# Lecture 11 – Permutation Testing, Missingness Mechanisms¶

## DSC 80, Winter 2023¶

### Announcements¶

• Lab 3's reflection form is due for extra credit tomorrow at 11:59PM.
• Lab 4 (hypothesis and permutation testing) is due on Monday, February 6th at 11:59PM.
• Project 2 is due on Thursday, February 9th at 11:59PM.
• See this post on Ed for help with Question 7 if you'd like to finish the project before the weekend. (We'll cover the relevant lecture material on Monday.)
• Several assignment grades have been released; check Gradescope and Ed for details.
• Many students' Project 1 grades increased last night 👀.

### Agenda¶

• Using permutation testing to compare two categorical distributions.
• Missingness mechanisms.
• In what ways can data be missing? Why do we care?
• How do we identify missingness mechanisms using data?

## Differences between categorical distributions¶

### Hypothesis testing vs. permutation testing¶

"Standard" hypothesis testing helps us answer questions of the form:

I have a population distribution, and I have one sample. Does this sample look like it was drawn from the population?

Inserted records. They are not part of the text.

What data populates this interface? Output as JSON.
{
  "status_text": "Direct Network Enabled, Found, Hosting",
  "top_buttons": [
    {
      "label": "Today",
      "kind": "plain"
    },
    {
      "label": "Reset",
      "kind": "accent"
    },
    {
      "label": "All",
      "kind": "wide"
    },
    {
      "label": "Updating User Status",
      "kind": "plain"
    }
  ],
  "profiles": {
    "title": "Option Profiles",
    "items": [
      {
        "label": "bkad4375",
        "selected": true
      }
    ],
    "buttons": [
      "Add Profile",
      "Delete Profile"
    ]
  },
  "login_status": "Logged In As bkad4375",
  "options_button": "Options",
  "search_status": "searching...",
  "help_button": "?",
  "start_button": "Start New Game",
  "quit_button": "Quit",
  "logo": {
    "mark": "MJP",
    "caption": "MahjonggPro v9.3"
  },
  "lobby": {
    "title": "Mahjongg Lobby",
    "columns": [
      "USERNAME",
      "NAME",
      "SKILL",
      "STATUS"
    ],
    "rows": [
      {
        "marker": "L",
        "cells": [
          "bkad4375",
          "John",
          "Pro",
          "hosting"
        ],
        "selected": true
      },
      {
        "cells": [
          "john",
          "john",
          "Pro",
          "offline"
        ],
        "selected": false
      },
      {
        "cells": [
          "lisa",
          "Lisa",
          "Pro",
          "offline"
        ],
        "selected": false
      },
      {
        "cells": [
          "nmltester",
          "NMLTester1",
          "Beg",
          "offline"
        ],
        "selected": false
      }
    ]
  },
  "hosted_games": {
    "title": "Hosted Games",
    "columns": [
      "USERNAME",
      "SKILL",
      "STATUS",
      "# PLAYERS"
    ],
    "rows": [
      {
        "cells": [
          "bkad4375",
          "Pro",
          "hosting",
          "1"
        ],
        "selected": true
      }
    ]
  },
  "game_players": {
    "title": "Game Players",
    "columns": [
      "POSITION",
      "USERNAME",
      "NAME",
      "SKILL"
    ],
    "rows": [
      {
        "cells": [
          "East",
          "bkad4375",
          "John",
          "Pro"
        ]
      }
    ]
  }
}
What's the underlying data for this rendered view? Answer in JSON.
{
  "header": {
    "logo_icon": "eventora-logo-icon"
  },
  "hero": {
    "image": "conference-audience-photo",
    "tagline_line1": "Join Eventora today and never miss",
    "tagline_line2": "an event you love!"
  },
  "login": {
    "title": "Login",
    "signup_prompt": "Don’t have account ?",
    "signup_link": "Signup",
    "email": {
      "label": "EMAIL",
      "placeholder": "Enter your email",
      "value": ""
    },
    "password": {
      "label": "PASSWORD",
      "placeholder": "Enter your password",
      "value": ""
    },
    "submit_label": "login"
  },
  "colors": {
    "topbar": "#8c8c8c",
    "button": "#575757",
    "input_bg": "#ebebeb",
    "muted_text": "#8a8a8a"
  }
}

Permutation testing helps us answer questions of the form:

I have two samples, but no information about any population distributions. Do these samples look like they were drawn from the same population?

### Example: Married vs. unmarried couples¶

Let's load in a cleaned version of the couples dataset from the last lecture.

### Understanding employment status in households¶

• Do married households more often have a stay-at-home spouse?
• Do households with unmarried couples more often have someone looking for work?
• How much does the employment status of the different households vary?

To answer these questions, let's compute the distribution of employment status conditional on household type (married vs. unmarried).

### Differences in the distributions¶

Are the distributions of employment status for married people and for unmarried people who live with their partners different?

Is this difference just due to noise?